Studies of intravenous thrombolytic therapy in acute ischemic stroke with ICA occlusion

Study Treatment Patients, n Favorable outcome, definition Favorable outcome, n (%) Mortality, n (%) sICH, n (%)
ICARO 17, 2012 IV tPA within 4.5 h 253 mRS 0–2 at 3 mo. 73 (29) 65 (26) 12 (5)
ICARO-2 18, 2012 IV tPA within 4.5 h 134 mRS 0–2 at 3 mo. 43 (32.1) 30 (22.4) 8 (5.8)
ICARO-3 26, 2015 IV tPA within 4.5 h 324 mRS 0–2 at 3 mo. 89 (27.4) 75 (23.1) n.a.
EPITHET 16, 2010 IV tPA within 6 h 13 mRS 0–2 at 3 mo. 0 (0) n.a. n.a.
CLOTBUST 22, 2007 IV tPA within 3 h 25 mRS 0–2 at 3 mo. 5 (20) 7 (28) 3 (12)
Endo 3, 1998 IV UK or tPA within 6 h 12 mRS 0–2 at 1 mo. 0 (0) 9 (75) 0 (0)

UK = Urokinase; mo = months; n.a. = not available.

The increased death rates associated with thrombolytic treatment have been attributed to several factors. First, patients with ICA occlusion generally have a large infarcted territory surrounded by a large edema, which may deteriorate by thrombolytic treatment. Second, edema formation and enlarged developing infarcts may be exacerbated by force reperfusion of the irreversibly damaged tissue.

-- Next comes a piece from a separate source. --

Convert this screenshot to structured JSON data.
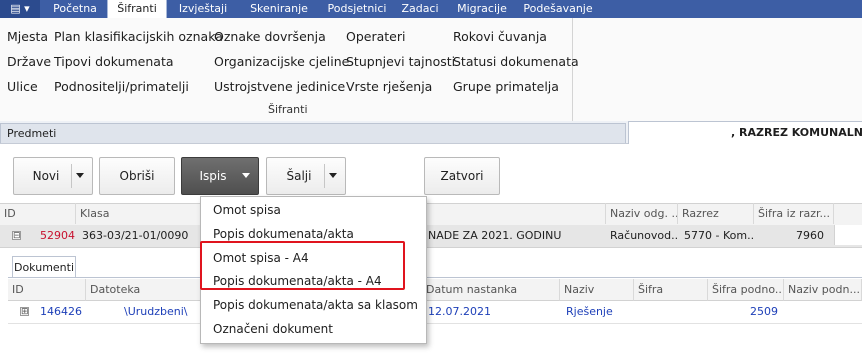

Meanwhile, the ICARO-2 study [18], for which data were collected in the SITS-ISTR, found that mortality was 2-fold higher in patients with extracranial ICA (eICA) occlusion compared to patients without eICA occlusion, even when both of them were treated with IV rt-PA within 4.5 h (table 1). Furthermore, more than 70% of the patients with carotid occlusion had a mRS score >3 at 90 days. The higher mortality seems to be due to the intrinsic pathophysiology of carotid occlusion because patients with eICA occlusion had a more severe stroke compared to patients without eICA occlusion (mean NIHSS score of 15 on admission compared to 12).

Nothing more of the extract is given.